The Wadi Rum bedouin: an insider’s view


Ruth Caswell, author of w, has been visiting and writing about Wadi Rum for twenty years. Here she sheds some light on the background of a generation of bedouin who now make their living as tourist guides.

Two cousins I know, Muhammad and Mahmoud [names have been changed], who are guides at Rum, are both from the Zilabia tribe, a branch of the great Aneizat tribal confederation. Both of them were born in the mid-1970s, in the desert, in the family tent. When they were children they attended the army school in Wadi Rum, usually walking up to 10km in the mornings and then returning to the family camps in the afternoon (school finishes at about 2pm). Sometimes they rode a donkey, sharing it with their friends. After school and during school holidays they looked after their family’s animals, often moving tens of kilometres across the desert in search of grazing. They learned to hunt for meat in the mountains, and to gather the medicinal herbs they found there. Both families had a number of goats, but they were (and still are) too valuable to be killed for meat except for special occasions.

The usual transport was by camel. Muhammad’s father bought one of the first jeeps to be seen in Wadi Rum when Muhammad was 12 years old; they quickly realized that the jeep was more expensive to run than the camel was, so its use was strictly rationed. It certainly wasn’t to be used for things like taking the children to school. Muhammad’s family used to spend the winters sheltered in the Barra canyon; during the spring they made their way slowly across the desert, spending the high summers on a plateau across the border in Saudi Arabia. Then back again during the autumn. Mahmoud’s father preferred to travel from east to west, from the Mudawwara mud flats to the Abu Aina spring in Wadi Rum.

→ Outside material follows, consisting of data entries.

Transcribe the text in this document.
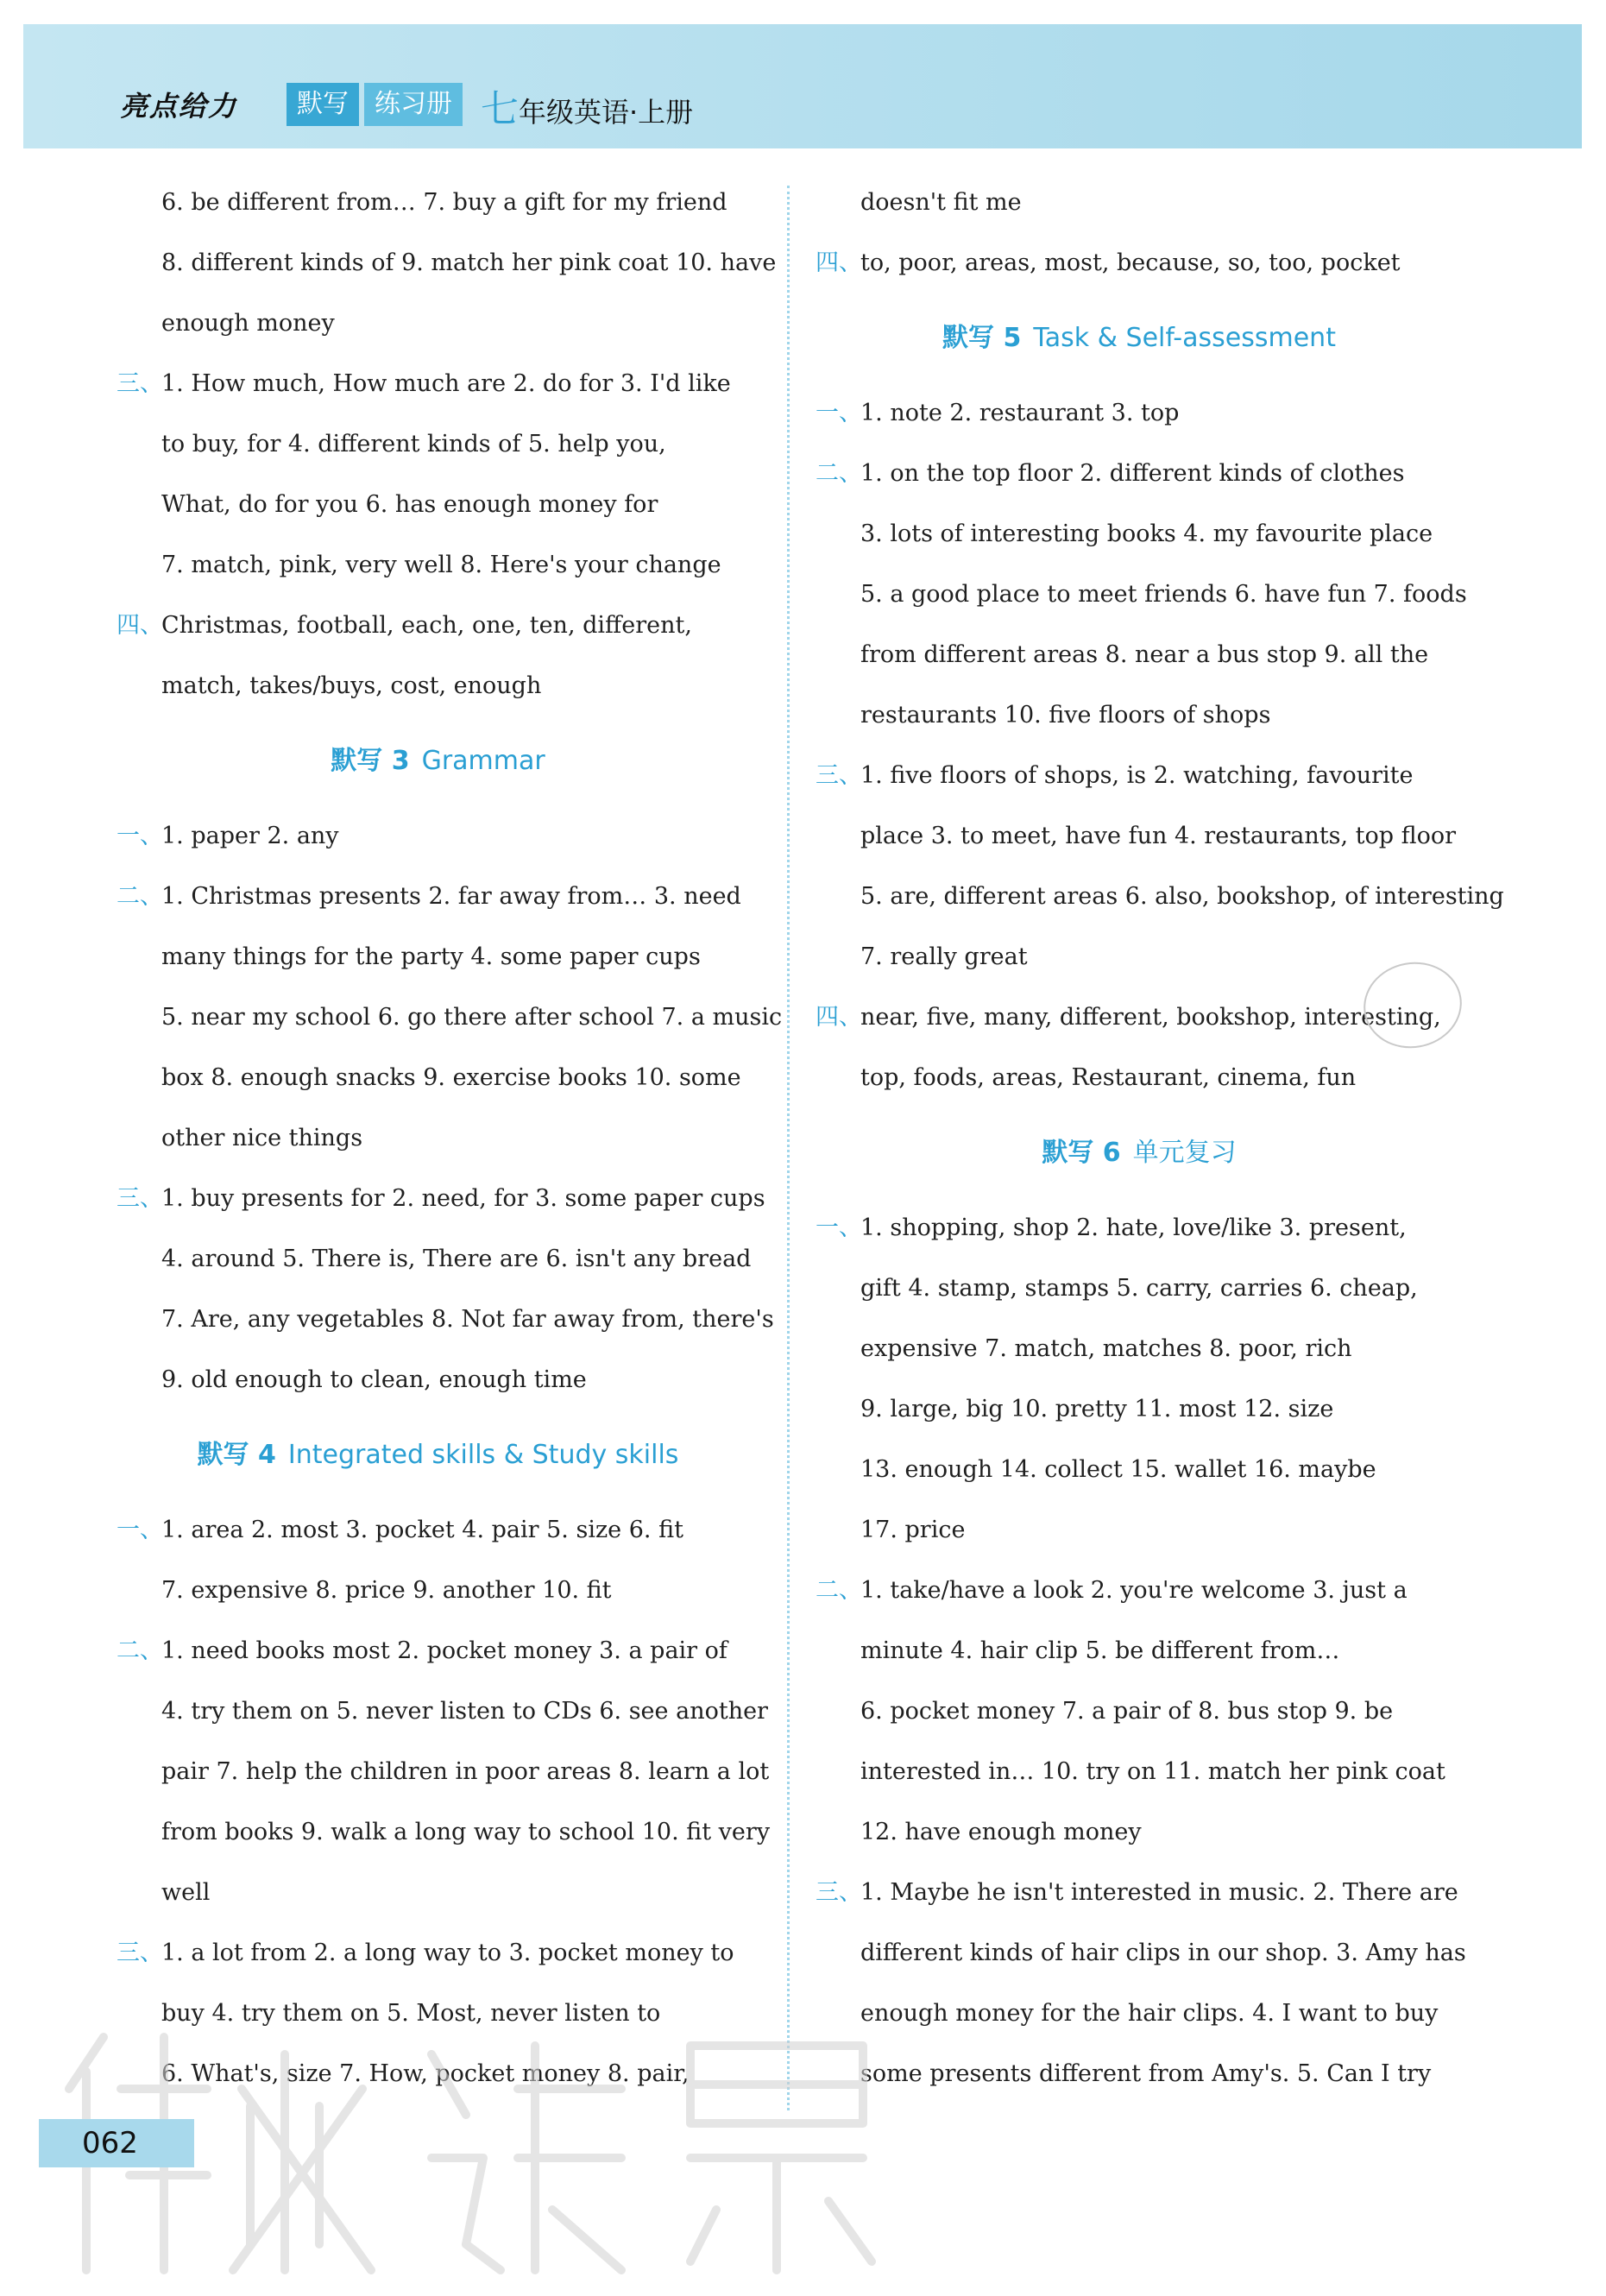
亮点给力	默写	练习册 七年级英语·上册
6. be different from… 7. buy a gift for my friend
8. different kinds of 9. match her pink coat 10. have
enough money
三、
1. How much, How much are 2. do for 3. I'd like
to buy, for 4. different kinds of 5. help you,
What, do for you 6. has enough money for
7. match, pink, very well 8. Here's your change
四、
Christmas, football, each, one, ten, different,
match, takes/buys, cost, enough
默写 3 Grammar
一、
1. paper 2. any
二、
1. Christmas presents 2. far away from… 3. need
many things for the party 4. some paper cups
5. near my school 6. go there after school 7. a music
box 8. enough snacks 9. exercise books 10. some
other nice things
三、
1. buy presents for 2. need, for 3. some paper cups
4. around 5. There is, There are 6. isn't any bread
7. Are, any vegetables 8. Not far away from, there's
9. old enough to clean, enough time
默写 4 Integrated skills & Study skills
一、
1. area 2. most 3. pocket 4. pair 5. size 6. fit
7. expensive 8. price 9. another 10. fit
二、
1. need books most 2. pocket money 3. a pair of
4. try them on 5. never listen to CDs 6. see another
pair 7. help the children in poor areas 8. learn a lot
from books 9. walk a long way to school 10. fit very
well
三、
1. a lot from 2. a long way to 3. pocket money to
buy 4. try them on 5. Most, never listen to
6. What's, size 7. How, pocket money 8. pair,
doesn't fit me
四、
to, poor, areas, most, because, so, too, pocket
默写 5 Task & Self-assessment
一、
1. note 2. restaurant 3. top
二、
1. on the top floor 2. different kinds of clothes
3. lots of interesting books 4. my favourite place
5. a good place to meet friends 6. have fun 7. foods
from different areas 8. near a bus stop 9. all the
restaurants 10. five floors of shops
三、
1. five floors of shops, is 2. watching, favourite
place 3. to meet, have fun 4. restaurants, top floor
5. are, different areas 6. also, bookshop, of interesting
7. really great
四、
near, five, many, different, bookshop, interesting,
top, foods, areas, Restaurant, cinema, fun
默写 6 单元复习
一、
1. shopping, shop 2. hate, love/like 3. present,
gift 4. stamp, stamps 5. carry, carries 6. cheap,
expensive 7. match, matches 8. poor, rich
9. large, big 10. pretty 11. most 12. size
13. enough 14. collect 15. wallet 16. maybe
17. price
二、
1. take/have a look 2. you're welcome 3. just a
minute 4. hair clip 5. be different from…
6. pocket money 7. a pair of 8. bus stop 9. be
interested in… 10. try on 11. match her pink coat
12. have enough money
三、
1. Maybe he isn't interested in music. 2. There are
different kinds of hair clips in our shop. 3. Amy has
enough money for the hair clips. 4. I want to buy
some presents different from Amy's. 5. Can I try
062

It is not surprising that these men and their families know the desert and the mountains intimately, nor that they are good walkers.

Another trait that they nearly all share is complete independence whenever possible. Because they were not brought up to be able to call a doctor, a vet or a mechanic, they all know a fair bit about treating an injury or an illness, caring for a sick or injured animal or repairing a car. They are confident in their own abilities in almost any situation. Most of the bedouin guides in Wadi Rum have the same or similar backgrounds. The few exceptions are from the families that preferred to remain near to the fort in Wadi Rum that was built by the Desert Patrol and a sure source of water, rather than moving with the seasons. These people might know the deep desert less well than the others, but nonetheless all the Rum guides are still bedouin to the core.